The Gales School, 65 Massachusetts Ave NW. Photo by M.V. Jantzen on Flickr.
Three weeks short of one year ago today, Mayor Fenty closed the Franklin School, which was being used as a shelter for over 300 homeless men downtown. The Franklin School needed to close and - given its design, need for renovation, and size - the city should never have turned the building into a homeless warehouse in the first place. Moreover, it was an emergency shelter that was serving as a permanent home for hundreds of people.
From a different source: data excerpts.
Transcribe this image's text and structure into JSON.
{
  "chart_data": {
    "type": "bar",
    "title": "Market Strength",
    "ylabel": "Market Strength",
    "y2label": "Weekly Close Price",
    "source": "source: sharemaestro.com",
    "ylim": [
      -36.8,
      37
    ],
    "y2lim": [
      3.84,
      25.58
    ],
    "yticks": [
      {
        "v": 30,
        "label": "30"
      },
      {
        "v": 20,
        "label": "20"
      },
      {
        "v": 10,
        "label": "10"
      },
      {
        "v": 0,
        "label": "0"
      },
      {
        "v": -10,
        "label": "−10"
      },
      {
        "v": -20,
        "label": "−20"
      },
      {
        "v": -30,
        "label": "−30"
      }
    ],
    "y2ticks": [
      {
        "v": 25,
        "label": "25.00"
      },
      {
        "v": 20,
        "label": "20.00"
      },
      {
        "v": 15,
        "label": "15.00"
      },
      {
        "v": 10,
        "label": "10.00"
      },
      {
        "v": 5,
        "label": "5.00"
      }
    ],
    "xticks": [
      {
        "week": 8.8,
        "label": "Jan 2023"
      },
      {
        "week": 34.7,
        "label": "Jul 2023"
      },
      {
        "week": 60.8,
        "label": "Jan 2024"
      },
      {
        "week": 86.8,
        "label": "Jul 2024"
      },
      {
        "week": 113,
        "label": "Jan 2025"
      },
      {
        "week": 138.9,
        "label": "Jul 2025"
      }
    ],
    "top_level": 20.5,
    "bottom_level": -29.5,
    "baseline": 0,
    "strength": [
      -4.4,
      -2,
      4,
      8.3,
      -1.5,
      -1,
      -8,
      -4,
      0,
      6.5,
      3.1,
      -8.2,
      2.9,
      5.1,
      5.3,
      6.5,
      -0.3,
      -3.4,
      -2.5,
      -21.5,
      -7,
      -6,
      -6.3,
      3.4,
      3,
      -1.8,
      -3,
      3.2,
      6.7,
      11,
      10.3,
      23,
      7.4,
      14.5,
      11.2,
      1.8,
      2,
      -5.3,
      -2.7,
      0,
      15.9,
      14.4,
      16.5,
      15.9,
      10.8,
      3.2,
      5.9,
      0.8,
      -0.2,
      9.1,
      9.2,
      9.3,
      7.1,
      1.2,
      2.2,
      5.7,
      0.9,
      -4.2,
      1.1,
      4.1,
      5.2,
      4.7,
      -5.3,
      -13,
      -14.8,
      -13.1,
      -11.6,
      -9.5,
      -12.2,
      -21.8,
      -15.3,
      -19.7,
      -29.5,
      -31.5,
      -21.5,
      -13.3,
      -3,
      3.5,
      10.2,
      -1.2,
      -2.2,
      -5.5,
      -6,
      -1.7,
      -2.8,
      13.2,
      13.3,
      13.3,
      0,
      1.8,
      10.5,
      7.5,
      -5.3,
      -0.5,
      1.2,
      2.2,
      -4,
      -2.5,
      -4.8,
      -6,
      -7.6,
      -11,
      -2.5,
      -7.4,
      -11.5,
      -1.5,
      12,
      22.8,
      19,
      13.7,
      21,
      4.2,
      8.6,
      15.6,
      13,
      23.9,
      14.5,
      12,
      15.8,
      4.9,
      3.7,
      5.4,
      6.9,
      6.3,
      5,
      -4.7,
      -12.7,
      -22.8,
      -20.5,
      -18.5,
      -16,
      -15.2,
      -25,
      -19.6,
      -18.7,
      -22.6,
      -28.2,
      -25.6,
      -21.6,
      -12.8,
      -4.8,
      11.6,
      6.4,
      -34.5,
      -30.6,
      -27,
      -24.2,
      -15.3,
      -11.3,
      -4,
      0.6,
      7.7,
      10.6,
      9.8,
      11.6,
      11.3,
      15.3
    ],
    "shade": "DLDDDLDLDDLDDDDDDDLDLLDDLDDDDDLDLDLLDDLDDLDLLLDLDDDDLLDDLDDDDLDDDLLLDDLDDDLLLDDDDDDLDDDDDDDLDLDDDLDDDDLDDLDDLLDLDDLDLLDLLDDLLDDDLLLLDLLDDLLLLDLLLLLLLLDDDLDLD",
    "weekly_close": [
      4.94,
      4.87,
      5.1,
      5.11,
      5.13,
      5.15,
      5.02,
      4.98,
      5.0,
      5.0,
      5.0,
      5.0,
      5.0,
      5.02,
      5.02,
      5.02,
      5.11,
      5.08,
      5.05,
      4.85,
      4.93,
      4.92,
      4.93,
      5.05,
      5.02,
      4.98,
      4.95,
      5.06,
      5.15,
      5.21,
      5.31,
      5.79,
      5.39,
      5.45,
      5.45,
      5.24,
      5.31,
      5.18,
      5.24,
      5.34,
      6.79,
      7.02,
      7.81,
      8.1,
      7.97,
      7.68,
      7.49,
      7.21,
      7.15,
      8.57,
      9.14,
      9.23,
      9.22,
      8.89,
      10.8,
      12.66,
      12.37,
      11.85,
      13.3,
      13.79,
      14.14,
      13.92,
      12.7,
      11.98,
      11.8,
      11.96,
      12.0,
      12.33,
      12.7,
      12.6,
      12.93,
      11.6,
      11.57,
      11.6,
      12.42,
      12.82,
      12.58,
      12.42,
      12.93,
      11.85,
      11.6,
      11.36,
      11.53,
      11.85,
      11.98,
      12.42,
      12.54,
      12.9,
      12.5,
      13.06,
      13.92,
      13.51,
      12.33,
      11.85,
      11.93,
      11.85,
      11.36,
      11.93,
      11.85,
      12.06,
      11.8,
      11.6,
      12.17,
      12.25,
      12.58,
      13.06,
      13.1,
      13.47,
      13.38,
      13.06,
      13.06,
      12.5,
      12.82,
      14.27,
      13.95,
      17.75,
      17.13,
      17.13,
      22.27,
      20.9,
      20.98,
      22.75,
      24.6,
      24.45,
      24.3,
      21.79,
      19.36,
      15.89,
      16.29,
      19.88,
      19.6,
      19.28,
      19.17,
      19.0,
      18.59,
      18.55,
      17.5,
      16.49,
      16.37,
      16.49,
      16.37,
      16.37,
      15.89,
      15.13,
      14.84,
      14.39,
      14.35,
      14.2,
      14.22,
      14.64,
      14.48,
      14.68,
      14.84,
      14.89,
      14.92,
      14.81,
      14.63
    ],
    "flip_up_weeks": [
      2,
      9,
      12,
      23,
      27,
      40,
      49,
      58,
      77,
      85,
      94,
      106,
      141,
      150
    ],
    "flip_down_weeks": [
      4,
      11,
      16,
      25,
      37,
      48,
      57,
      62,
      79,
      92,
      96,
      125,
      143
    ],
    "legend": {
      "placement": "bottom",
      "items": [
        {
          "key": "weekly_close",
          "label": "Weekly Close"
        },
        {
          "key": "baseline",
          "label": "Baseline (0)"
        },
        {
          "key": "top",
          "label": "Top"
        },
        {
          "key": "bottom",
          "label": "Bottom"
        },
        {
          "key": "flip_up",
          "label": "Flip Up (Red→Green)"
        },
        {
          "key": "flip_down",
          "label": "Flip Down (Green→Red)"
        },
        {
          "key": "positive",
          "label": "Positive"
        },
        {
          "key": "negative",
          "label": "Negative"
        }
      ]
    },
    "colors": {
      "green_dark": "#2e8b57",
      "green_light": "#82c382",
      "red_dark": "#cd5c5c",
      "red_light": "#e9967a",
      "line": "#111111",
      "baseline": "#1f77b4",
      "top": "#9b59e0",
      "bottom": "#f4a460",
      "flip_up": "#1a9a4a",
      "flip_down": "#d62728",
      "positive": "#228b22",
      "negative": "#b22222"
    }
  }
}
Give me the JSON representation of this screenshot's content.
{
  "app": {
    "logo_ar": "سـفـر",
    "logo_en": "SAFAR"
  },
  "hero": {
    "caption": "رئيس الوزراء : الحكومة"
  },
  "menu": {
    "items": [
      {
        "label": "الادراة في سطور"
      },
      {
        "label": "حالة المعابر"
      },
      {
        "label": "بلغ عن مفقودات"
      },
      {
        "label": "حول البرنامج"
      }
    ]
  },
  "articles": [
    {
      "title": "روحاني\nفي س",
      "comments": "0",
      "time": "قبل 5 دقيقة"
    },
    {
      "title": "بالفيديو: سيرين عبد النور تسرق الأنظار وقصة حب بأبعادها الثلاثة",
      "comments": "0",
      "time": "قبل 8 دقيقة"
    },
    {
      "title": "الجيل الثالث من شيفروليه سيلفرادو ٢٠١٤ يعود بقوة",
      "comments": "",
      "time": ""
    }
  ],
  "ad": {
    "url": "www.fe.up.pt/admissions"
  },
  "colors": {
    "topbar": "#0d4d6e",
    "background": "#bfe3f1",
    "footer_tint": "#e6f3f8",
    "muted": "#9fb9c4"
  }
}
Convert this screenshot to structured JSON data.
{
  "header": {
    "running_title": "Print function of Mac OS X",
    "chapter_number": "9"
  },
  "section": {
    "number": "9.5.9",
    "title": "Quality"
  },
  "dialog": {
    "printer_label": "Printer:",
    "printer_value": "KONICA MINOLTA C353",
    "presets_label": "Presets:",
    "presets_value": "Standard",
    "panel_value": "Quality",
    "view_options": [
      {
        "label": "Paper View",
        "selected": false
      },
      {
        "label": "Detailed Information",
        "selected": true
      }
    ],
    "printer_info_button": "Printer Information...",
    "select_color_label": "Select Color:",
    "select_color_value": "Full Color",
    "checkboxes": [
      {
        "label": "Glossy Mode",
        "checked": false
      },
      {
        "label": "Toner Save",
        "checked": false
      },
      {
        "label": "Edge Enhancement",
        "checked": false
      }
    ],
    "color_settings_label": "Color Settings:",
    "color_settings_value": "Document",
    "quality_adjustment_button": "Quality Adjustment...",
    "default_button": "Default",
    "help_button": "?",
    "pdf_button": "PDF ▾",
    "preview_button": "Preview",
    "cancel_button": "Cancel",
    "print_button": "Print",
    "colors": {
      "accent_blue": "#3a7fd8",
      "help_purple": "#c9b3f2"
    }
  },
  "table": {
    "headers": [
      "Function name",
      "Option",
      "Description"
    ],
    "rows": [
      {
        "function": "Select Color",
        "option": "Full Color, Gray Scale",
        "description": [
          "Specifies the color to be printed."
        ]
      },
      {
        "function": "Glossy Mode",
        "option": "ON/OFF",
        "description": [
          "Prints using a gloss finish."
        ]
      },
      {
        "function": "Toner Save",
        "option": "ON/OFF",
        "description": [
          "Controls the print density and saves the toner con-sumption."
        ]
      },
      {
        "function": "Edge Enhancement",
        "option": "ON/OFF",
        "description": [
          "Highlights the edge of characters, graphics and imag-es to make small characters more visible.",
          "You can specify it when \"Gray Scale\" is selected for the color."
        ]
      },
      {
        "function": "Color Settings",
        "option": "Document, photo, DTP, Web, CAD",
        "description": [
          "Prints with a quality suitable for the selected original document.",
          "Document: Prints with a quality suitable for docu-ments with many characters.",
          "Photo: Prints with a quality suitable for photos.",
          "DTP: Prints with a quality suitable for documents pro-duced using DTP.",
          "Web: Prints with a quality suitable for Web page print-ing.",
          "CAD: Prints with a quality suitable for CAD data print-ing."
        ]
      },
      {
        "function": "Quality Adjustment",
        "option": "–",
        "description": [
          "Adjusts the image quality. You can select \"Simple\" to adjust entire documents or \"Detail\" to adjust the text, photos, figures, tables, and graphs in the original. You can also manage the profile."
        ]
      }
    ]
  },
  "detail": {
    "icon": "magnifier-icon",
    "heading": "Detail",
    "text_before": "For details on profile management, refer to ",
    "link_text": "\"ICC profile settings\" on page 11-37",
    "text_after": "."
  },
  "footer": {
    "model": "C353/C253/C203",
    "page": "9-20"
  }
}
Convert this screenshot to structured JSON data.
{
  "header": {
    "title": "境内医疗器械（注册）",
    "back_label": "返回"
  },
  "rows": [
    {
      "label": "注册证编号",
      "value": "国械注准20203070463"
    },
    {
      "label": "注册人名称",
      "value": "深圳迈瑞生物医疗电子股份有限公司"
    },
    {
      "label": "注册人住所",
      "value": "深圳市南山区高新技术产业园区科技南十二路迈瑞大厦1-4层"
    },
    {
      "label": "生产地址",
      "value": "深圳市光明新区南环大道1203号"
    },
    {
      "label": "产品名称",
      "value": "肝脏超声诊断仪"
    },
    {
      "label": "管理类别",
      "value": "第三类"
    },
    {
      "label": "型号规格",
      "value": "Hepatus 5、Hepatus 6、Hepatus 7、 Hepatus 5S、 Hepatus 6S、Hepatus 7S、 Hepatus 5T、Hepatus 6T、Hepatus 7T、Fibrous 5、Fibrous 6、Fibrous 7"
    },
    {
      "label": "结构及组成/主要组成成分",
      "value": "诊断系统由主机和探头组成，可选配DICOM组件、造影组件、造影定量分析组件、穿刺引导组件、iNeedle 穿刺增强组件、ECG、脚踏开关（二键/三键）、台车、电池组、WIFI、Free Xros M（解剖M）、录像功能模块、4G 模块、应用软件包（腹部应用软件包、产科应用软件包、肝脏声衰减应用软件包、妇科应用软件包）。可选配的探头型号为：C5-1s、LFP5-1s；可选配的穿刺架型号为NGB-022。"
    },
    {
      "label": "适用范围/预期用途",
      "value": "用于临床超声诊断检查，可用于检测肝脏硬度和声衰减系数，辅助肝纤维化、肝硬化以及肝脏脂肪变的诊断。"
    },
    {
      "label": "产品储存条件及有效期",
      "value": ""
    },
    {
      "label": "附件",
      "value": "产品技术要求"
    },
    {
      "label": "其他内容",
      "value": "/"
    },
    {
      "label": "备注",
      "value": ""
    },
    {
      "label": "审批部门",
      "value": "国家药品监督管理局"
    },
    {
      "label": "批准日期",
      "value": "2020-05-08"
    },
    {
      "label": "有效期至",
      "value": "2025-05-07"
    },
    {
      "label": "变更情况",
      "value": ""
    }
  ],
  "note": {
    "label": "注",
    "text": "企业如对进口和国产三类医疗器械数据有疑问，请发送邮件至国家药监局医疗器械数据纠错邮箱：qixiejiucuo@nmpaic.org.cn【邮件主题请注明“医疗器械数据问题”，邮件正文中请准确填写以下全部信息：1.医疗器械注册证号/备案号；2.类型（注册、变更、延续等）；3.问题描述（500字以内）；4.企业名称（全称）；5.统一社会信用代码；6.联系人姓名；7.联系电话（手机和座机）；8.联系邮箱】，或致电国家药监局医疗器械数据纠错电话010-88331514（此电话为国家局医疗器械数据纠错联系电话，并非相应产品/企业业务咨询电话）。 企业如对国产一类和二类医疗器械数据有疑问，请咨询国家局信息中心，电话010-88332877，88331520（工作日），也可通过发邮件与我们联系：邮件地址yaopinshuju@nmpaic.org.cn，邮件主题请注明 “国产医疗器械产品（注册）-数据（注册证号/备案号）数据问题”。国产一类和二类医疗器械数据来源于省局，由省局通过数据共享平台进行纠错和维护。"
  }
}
When the Mayor closed the Franklin Shelter, it was part of a plan that included: (1) moving 400 of the chronically homeless into permanent housing with extensive support services through the Housing First initiative within 6 months; and (2) moving the Central Union Mission from its long-time home in Logan Circle at 14th and R Streets NW to a renovated Gales School at 65 Massachusetts Avenue NW. The new location, sitting between Mount Vernon, Chinatown, and Union Station, would provide emergency shelter for the temporarily homeless, those who find themselves without a place to stay due to a sudden calamity. It would include 125 downtown beds for homeless men. Ultimately, the city's long-term "Homeless No More Plan" aspires to provide 2,500 units of permanent supportive housing financed by a Housing First Fund.
According to an October 1, 2008 news release, Mayor Fenty met his 6 month goal of providing permanent homes for 400 chronically homeless -- in fact -- he claimed credit for surpassing 600, including 305 men, as well as 215 families, 75 men and an additional 12 individuals who were moved from a median strip along I-395.
But what of the Gales School? Workers overlooking the building report that other than seeing a few workers sweeping up around the property, there has been no work for several months. The city is to pay $7 million to renovate the building, which will then be owned and operated without subsidy by the Central Union Mission. (You can read the history of this building, up until 2004, here)
According to David Treadwell, Executive Director of the Central Union Mission, the city has not entered a contract on the redevelopment of the school, which is basically a vacant shell. The Central Union Mission now anticipates that they will move into the Gales School no sooner than fall 2011, though the new facility was tentatively scheduled to open in 2009.
Did a lawsuit delay the project? Financing issues? Lack of will?